Evolution of Stress Deficit and Changing Rates of Seismicity in Cellular Automaton Models of Earthquake Faults

Abstract

—We investigate the internal dynamics of two cellular automaton models with heterogeneous strength fields and differing nearest neighbour laws. One model is a crack-like automaton, transferring all stress from a rupture zone to the surroundings. The other automaton is a partial stress drop automaton, transferring only a fraction of the stress within a rupture zone to the surroundings. To study evolution of stress, the mean spectral density \(\cal S\)(k _r ) of a stress deficit field is examined prior to, and immediately following ruptures in both models.
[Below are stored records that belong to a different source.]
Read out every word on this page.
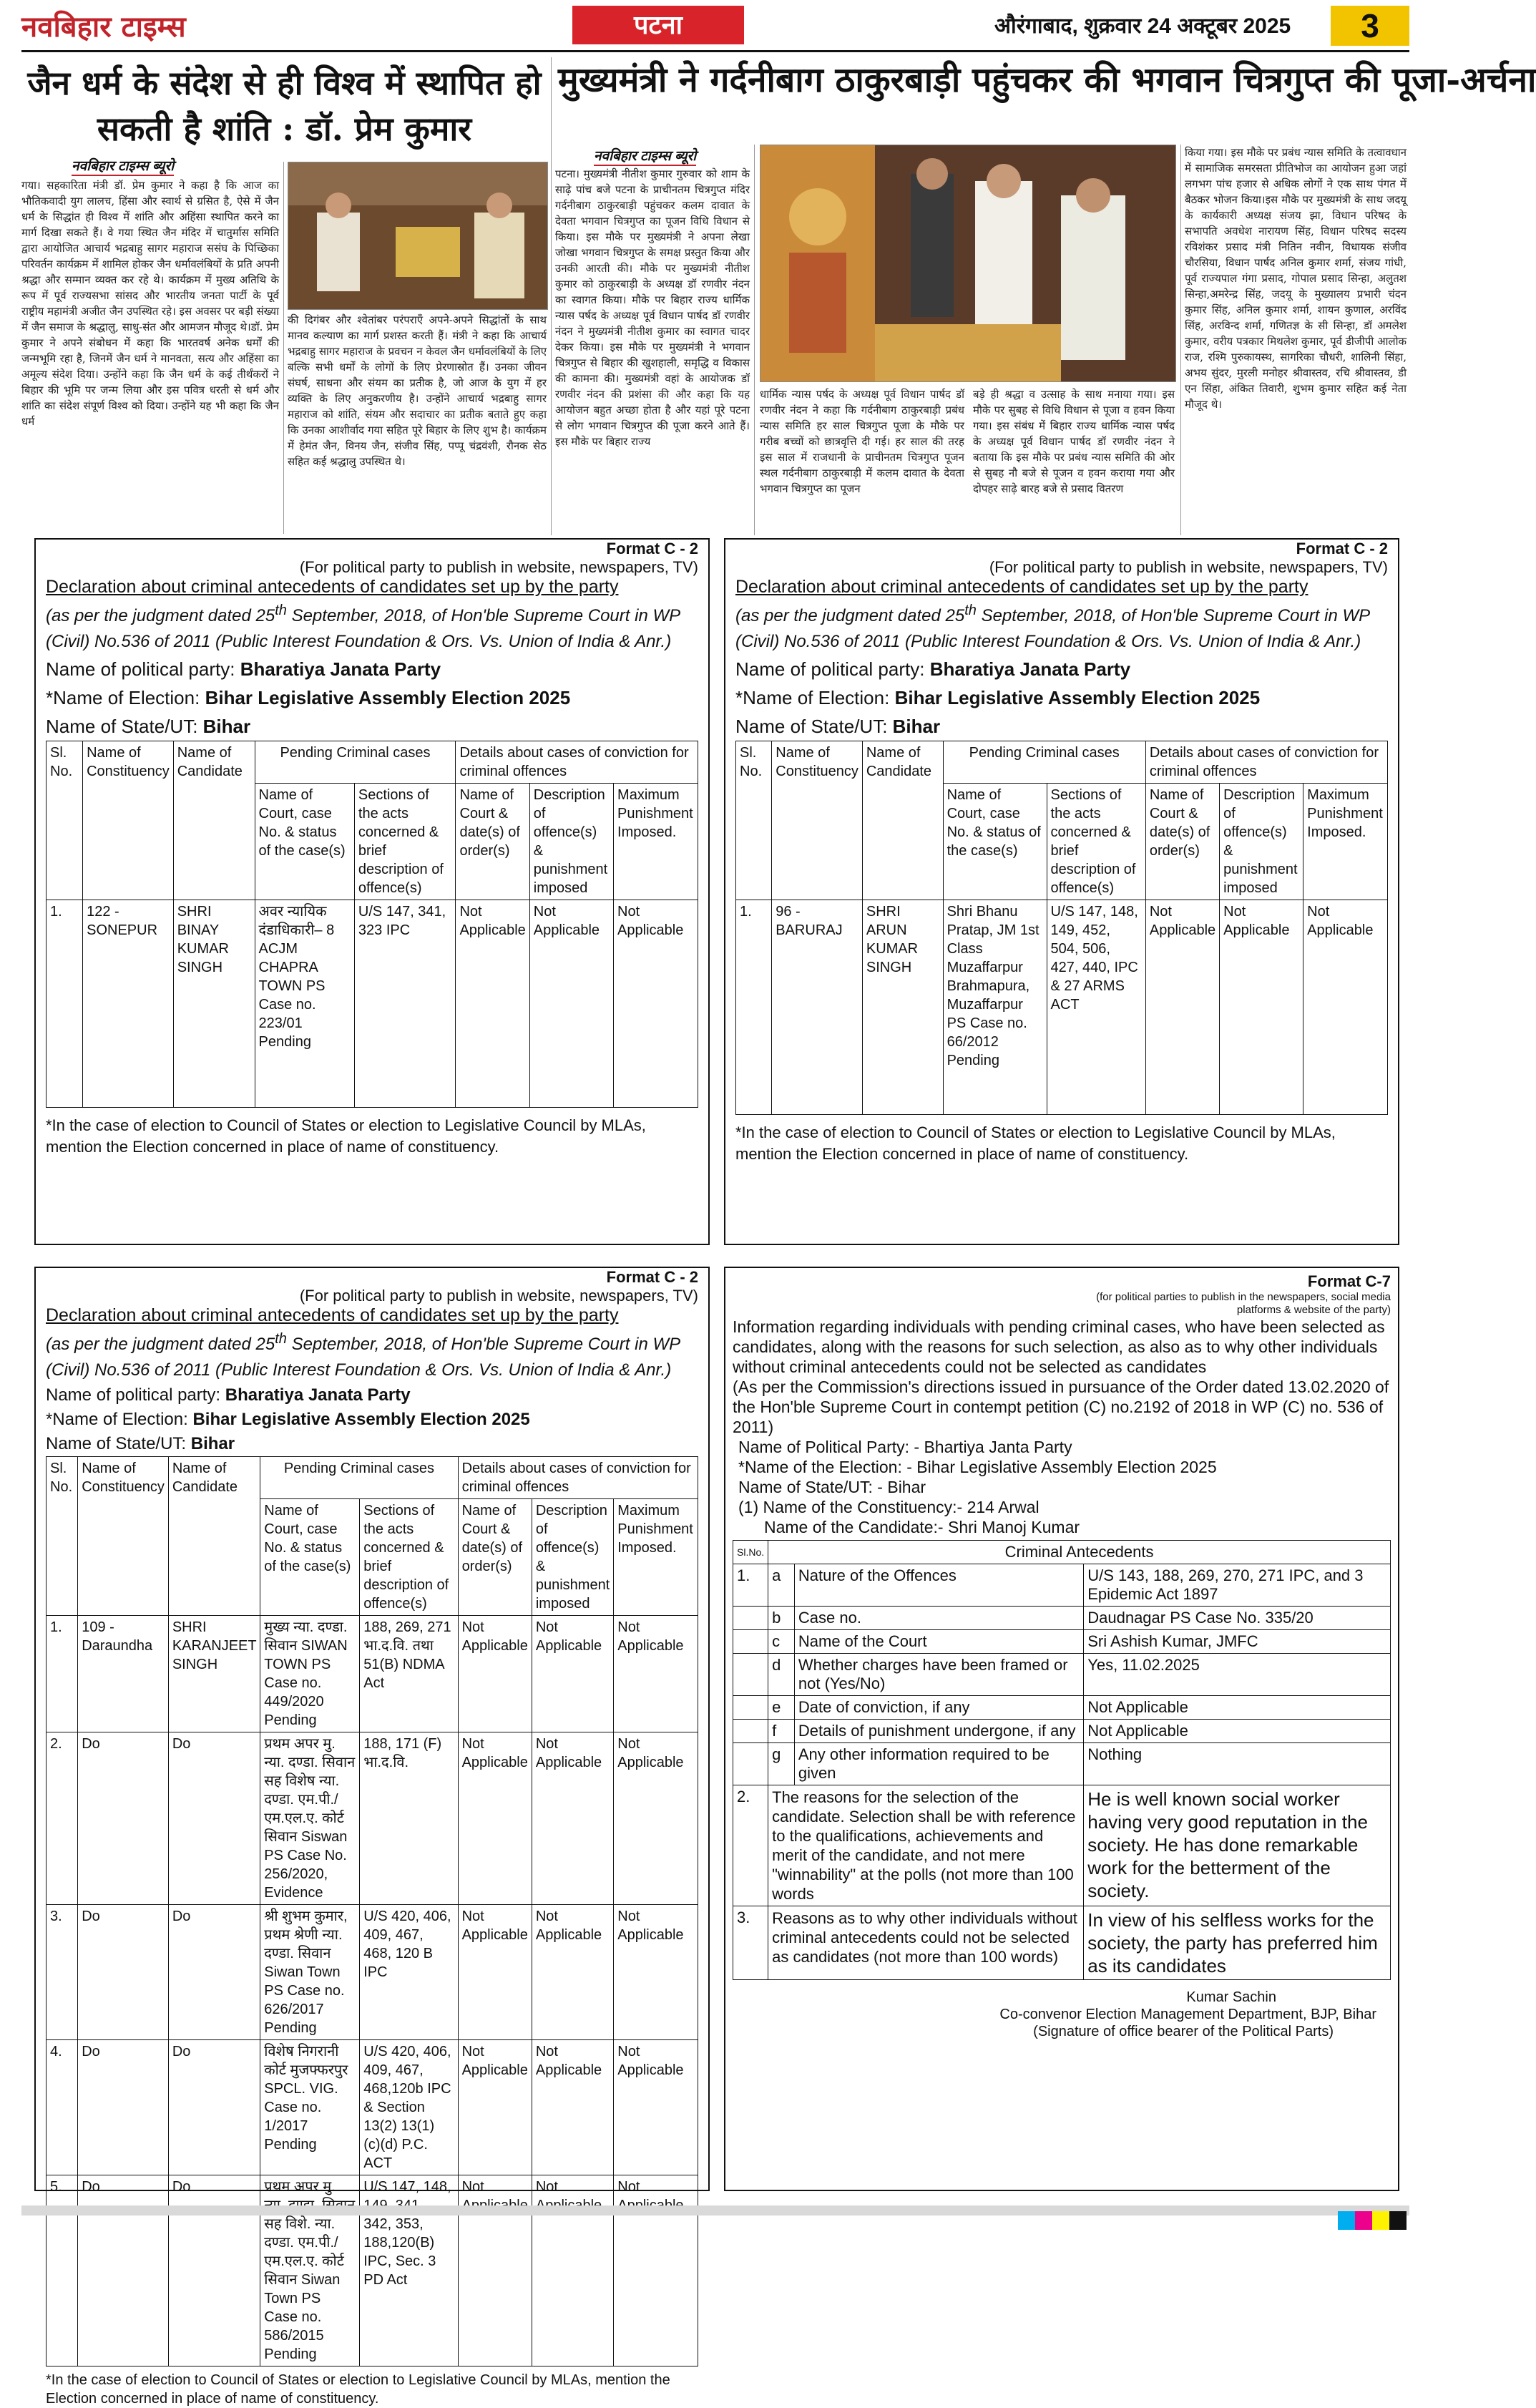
नवबिहार टाइम्स	पटना	औरंगाबाद, शुक्रवार 24 अक्टूबर 2025	3
जैन धर्म के संदेश से ही विश्व में स्थापित हो सकती है शांति : डॉ. प्रेम कुमार
नवबिहार टाइम्स ब्यूरो
गया। सहकारिता मंत्री डॉ. प्रेम कुमार ने कहा है कि आज का भौतिकवादी युग लालच, हिंसा और स्वार्थ से ग्रसित है, ऐसे में जैन धर्म के सिद्धांत ही विश्व में शांति और अहिंसा स्थापित करने का मार्ग दिखा सकते हैं। वे गया स्थित जैन मंदिर में चातुर्मास समिति द्वारा आयोजित आचार्य भद्रबाहु सागर महाराज ससंघ के पिच्छिका परिवर्तन कार्यक्रम में शामिल होकर जैन धर्मावलंबियों के प्रति अपनी श्रद्धा और सम्मान व्यक्त कर रहे थे। कार्यक्रम में मुख्य अतिथि के रूप में पूर्व राज्यसभा सांसद और भारतीय जनता पार्टी के पूर्व राष्ट्रीय महामंत्री अजीत जैन उपस्थित रहे। इस अवसर पर बड़ी संख्या में जैन समाज के श्रद्धालु, साधु-संत और आमजन मौजूद थे।डॉ. प्रेम कुमार ने अपने संबोधन में कहा कि भारतवर्ष अनेक धर्मों की जन्मभूमि रहा है, जिनमें जैन धर्म ने मानवता, सत्य और अहिंसा का अमूल्य संदेश दिया। उन्होंने कहा कि जैन धर्म के कई तीर्थंकरों ने बिहार की भूमि पर जन्म लिया और इस पवित्र धरती से धर्म और शांति का संदेश संपूर्ण विश्व को दिया। उन्होंने यह भी कहा कि जैन धर्म
की दिगंबर और श्वेतांबर परंपराएँ अपने-अपने सिद्धांतों के साथ मानव कल्याण का मार्ग प्रशस्त करती हैं। मंत्री ने कहा कि आचार्य भद्रबाहु सागर महाराज के प्रवचन न केवल जैन धर्मावलंबियों के लिए बल्कि सभी धर्मों के लोगों के लिए प्रेरणास्रोत हैं। उनका जीवन संघर्ष, साधना और संयम का प्रतीक है, जो आज के युग में हर व्यक्ति के लिए अनुकरणीय है। उन्होंने आचार्य भद्रबाहु सागर महाराज को शांति, संयम और सदाचार का प्रतीक बताते हुए कहा कि उनका आशीर्वाद गया सहित पूरे बिहार के लिए शुभ है। कार्यक्रम में हेमंत जैन, विनय जैन, संजीव सिंह, पप्पू चंद्रवंशी, रौनक सेठ सहित कई श्रद्धालु उपस्थित थे।
मुख्यमंत्री ने गर्दनीबाग ठाकुरबाड़ी पहुंचकर की भगवान चित्रगुप्त की पूजा-अर्चना
नवबिहार टाइम्स ब्यूरो
पटना। मुख्यमंत्री नीतीश कुमार गुरुवार को शाम के साढ़े पांच बजे पटना के प्राचीनतम चित्रगुप्त मंदिर गर्दनीबाग ठाकुरबाड़ी पहुंचकर कलम दावात के देवता भगवान चित्रगुप्त का पूजन विधि विधान से किया। इस मौके पर मुख्यमंत्री ने अपना लेखा जोखा भगवान चित्रगुप्त के समक्ष प्रस्तुत किया और उनकी आरती की। मौके पर मुख्यमंत्री नीतीश कुमार को ठाकुरबाड़ी के अध्यक्ष डॉ रणवीर नंदन का स्वागत किया। मौके पर बिहार राज्य धार्मिक न्यास पर्षद के अध्यक्ष पूर्व विधान पार्षद डॉ रणवीर नंदन ने मुख्यमंत्री नीतीश कुमार का स्वागत चादर देकर किया। इस मौके पर मुख्यमंत्री ने भगवान चित्रगुप्त से बिहार की खुशहाली, समृद्धि व विकास की कामना की। मुख्यमंत्री वहां के आयोजक डॉ रणवीर नंदन की प्रशंसा की और कहा कि यह आयोजन बहुत अच्छा होता है और यहां पूरे पटना से लोग भगवान चित्रगुप्त की पूजा करने आते हैं।इस मौके पर बिहार राज्य
धार्मिक न्यास पर्षद के अध्यक्ष पूर्व विधान पार्षद डॉ रणवीर नंदन ने कहा कि गर्दनीबाग ठाकुरबाड़ी प्रबंध न्यास समिति हर साल चित्रगुप्त पूजा के मौके पर गरीब बच्चों को छात्रवृत्ति दी गई। हर साल की तरह इस साल में राजधानी के प्राचीनतम चित्रगुप्त पूजन स्थल गर्दनीबाग ठाकुरबाड़ी में कलम दावात के देवता भगवान चित्रगुप्त का पूजन
बड़े ही श्रद्धा व उत्साह के साथ मनाया गया। इस मौके पर सुबह से विधि विधान से पूजा व हवन किया गया। इस संबंध में बिहार राज्य धार्मिक न्यास पर्षद के अध्यक्ष पूर्व विधान पार्षद डॉ रणवीर नंदन ने बताया कि इस मौके पर प्रबंध न्यास समिति की ओर से सुबह नौ बजे से पूजन व हवन कराया गया और दोपहर साढ़े बारह बजे से प्रसाद वितरण
किया गया। इस मौके पर प्रबंध न्यास समिति के तत्वावधान में सामाजिक समरसता प्रीतिभोज का आयोजन हुआ जहां लगभग पांच हजार से अधिक लोगों ने एक साथ पंगत में बैठकर भोजन किया।इस मौके पर मुख्यमंत्री के साथ जदयू के कार्यकारी अध्यक्ष संजय झा, विधान परिषद के सभापति अवधेश नारायण सिंह, विधान परिषद सदस्य रविशंकर प्रसाद मंत्री नितिन नवीन, विधायक संजीव चौरसिया, विधान पार्षद अनिल कुमार शर्मा, संजय गांधी, पूर्व राज्यपाल गंगा प्रसाद, गोपाल प्रसाद सिन्हा, अलुतश सिन्हा,अमरेन्द्र सिंह, जदयू के मुख्यालय प्रभारी चंदन कुमार सिंह, अनिल कुमार शर्मा, शायन कुणाल, अरविंद सिंह, अरविन्द शर्मा, गणितज्ञ के सी सिन्हा, डॉ अमलेश कुमार, वरीय पत्रकार मिथलेश कुमार, पूर्व डीजीपी आलोक राज, रश्मि पुरुकायस्थ, सागरिका चौधरी, शालिनी सिंहा, अभय सुंदर, मुरली मनोहर श्रीवास्तव, रचि श्रीवास्तव, डी एन सिंहा, अंकित तिवारी, शुभम कुमार सहित कई नेता मौजूद थे।
Format C - 2
(For political party to publish in website, newspapers, TV)
Declaration about criminal antecedents of candidates set up by the party
(as per the judgment dated 25th September, 2018, of Hon'ble Supreme Court in WP (Civil) No.536 of 2011 (Public Interest Foundation & Ors. Vs. Union of India & Anr.)
Name of political party: Bharatiya Janata Party
*Name of Election: Bihar Legislative Assembly Election 2025
Name of State/UT: Bihar
Sl. No.	Name of Constituency	Name of Candidate	Pending Criminal cases		Details about cases of conviction for criminal offences		
			Name of Court, case No. & status of the case(s)	Sections of the acts concerned & brief description of offence(s)	Name of Court & date(s) of order(s)	Description of offence(s) & punishment imposed	Maximum Punishment Imposed.
1.	122 - SONEPUR	SHRI BINAY KUMAR SINGH	अवर न्यायिक दंडाधिकारी– 8 ACJM CHAPRA TOWN PS Case no. 223/01 Pending	U/S 147, 341, 323 IPC	Not Applicable	Not Applicable	Not Applicable
*In the case of election to Council of States or election to Legislative Council by MLAs, mention the Election concerned in place of name of constituency.
Format C - 2
(For political party to publish in website, newspapers, TV)
Declaration about criminal antecedents of candidates set up by the party
(as per the judgment dated 25th September, 2018, of Hon'ble Supreme Court in WP (Civil) No.536 of 2011 (Public Interest Foundation & Ors. Vs. Union of India & Anr.)
Name of political party: Bharatiya Janata Party
*Name of Election: Bihar Legislative Assembly Election 2025
Name of State/UT: Bihar
Sl. No.	Name of Constituency	Name of Candidate	Pending Criminal cases		Details about cases of conviction for criminal offences		
			Name of Court, case No. & status of the case(s)	Sections of the acts concerned & brief description of offence(s)	Name of Court & date(s) of order(s)	Description of offence(s) & punishment imposed	Maximum Punishment Imposed.
1.	96 - BARURAJ	SHRI ARUN KUMAR SINGH	Shri Bhanu Pratap, JM 1st Class Muzaffarpur Brahmapura, Muzaffarpur PS Case no. 66/2012 Pending	U/S 147, 148, 149, 452, 504, 506, 427, 440, IPC & 27 ARMS ACT	Not Applicable	Not Applicable	Not Applicable
*In the case of election to Council of States or election to Legislative Council by MLAs, mention the Election concerned in place of name of constituency.
Format C - 2
(For political party to publish in website, newspapers, TV)
Declaration about criminal antecedents of candidates set up by the party
(as per the judgment dated 25th September, 2018, of Hon'ble Supreme Court in WP (Civil) No.536 of 2011 (Public Interest Foundation & Ors. Vs. Union of India & Anr.)
Name of political party: Bharatiya Janata Party
*Name of Election: Bihar Legislative Assembly Election 2025
Name of State/UT: Bihar
Sl. No.	Name of Constituency	Name of Candidate	Pending Criminal cases		Details about cases of conviction for criminal offences		
			Name of Court, case No. & status of the case(s)	Sections of the acts concerned & brief description of offence(s)	Name of Court & date(s) of order(s)	Description of offence(s) & punishment imposed	Maximum Punishment Imposed.
1.	109 - Daraundha	SHRI KARANJEET SINGH	मुख्य न्या. दण्डा. सिवान SIWAN TOWN PS Case no. 449/2020 Pending	188, 269, 271 भा.द.वि. तथा 51(B) NDMA Act	Not Applicable	Not Applicable	Not Applicable
2.	Do	Do	प्रथम अपर मु. न्या. दण्डा. सिवान सह विशेष न्या. दण्डा. एम.पी./एम.एल.ए. कोर्ट सिवान Siswan PS Case No. 256/2020, Evidence	188, 171 (F) भा.द.वि.	Not Applicable	Not Applicable	Not Applicable
3.	Do	Do	श्री शुभम कुमार, प्रथम श्रेणी न्या. दण्डा. सिवान Siwan Town PS Case no. 626/2017 Pending	U/S 420, 406, 409, 467, 468, 120 B IPC	Not Applicable	Not Applicable	Not Applicable
4.	Do	Do	विशेष निगरानी कोर्ट मुजफ्फरपुर SPCL. VIG. Case no. 1/2017 Pending	U/S 420, 406, 409, 467, 468,120b IPC & Section 13(2) 13(1) (c)(d) P.C. ACT	Not Applicable	Not Applicable	Not Applicable
5.	Do	Do	प्रथम अपर मु. सह विशे. न्या. दण्डा. एम.पी./एम.एल.ए. कोर्ट सिवान Siwan Town PS Case no. 586/2015 Pending	U/S 147, 148, 342, 353, 188,120(B) IPC, Sec. 3 PD Act	Not	Not	Not
*In the case of election to Council of States or election to Legislative Council by MLAs, mention the Election concerned in place of name of constituency.
Format C-7
(for political parties to publish in the newspapers, social media platforms & website of the party)
Information regarding individuals with pending criminal cases, who have been selected as candidates, along with the reasons for such selection, as also as to why other individuals without criminal antecedents could not be selected as candidates
(As per the Commission's directions issued in pursuance of the Order dated 13.02.2020 of the Hon'ble Supreme Court in contempt petition (C) no.2192 of 2018 in WP (C) no. 536 of 2011)
Name of Political Party: - Bhartiya Janta Party
*Name of the Election: - Bihar Legislative Assembly Election 2025
Name of State/UT: - Bihar
(1) Name of the Constituency:- 214 Arwal
Name of the Candidate:- Shri Manoj Kumar
Sl.No.	Criminal Antecedents		
1.	a	Nature of the Offences	U/S 143, 188, 269, 270, 271 IPC, and 3 Epidemic Act 1897
	b	Case no.	Daudnagar PS Case No. 335/20
	c	Name of the Court	Sri Ashish Kumar, JMFC
	d	Whether charges have been framed or not (Yes/No)	Yes, 11.02.2025
	e	Date of conviction, if any	Not Applicable
	f	Details of punishment undergone, if any	Not Applicable
	g	Any other information required to be given	Nothing
2.	The reasons for the selection of the candidate. Selection shall be with reference to the qualifications, achievements and merit of the candidate, and not mere "winnability" at the polls (not more than 100 words		He is well known social worker having very good reputation in the society. He has done remarkable work for the betterment of the society.
3.	Reasons as to why other individuals without criminal antecedents could not be selected as candidates (not more than 100 words)		In view of his selfless works for the society, the party has preferred him as its candidates
Kumar Sachin
Co-convenor Election Management Department, BJP, Bihar
(Signature of office bearer of the Political Parts)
Both models display a power-law relationship between \(\cal S\)(k _r ) and spatial wavenumber (k _r ) of the form \({\cal S}(k_r) \sim k^{- \beta}_r \). In the crack model, the evolution of stress deficit is consistent with cyclic approach to, and retreat from a critical state in which large events occur. The approach to criticality is driven by tectonic loading. Short-range stress transfer in the model does not affect the approach to criticality of broad regions in the model. The evolution of stress deficit in the partial stress drop model is consistent with small fluctuations about a mean state of high stress, behaviour indicative of a self-organised critical system. Despite statistics similar to natural earthquakes these simplified models lack a physical basis. Physically motivated models of earthquakes also display dynamical complexity similar to that of a critical point system. Studies of dynamical complexity in physical models of earthquakes may lead to advancement towards a physical theory for earthquakes.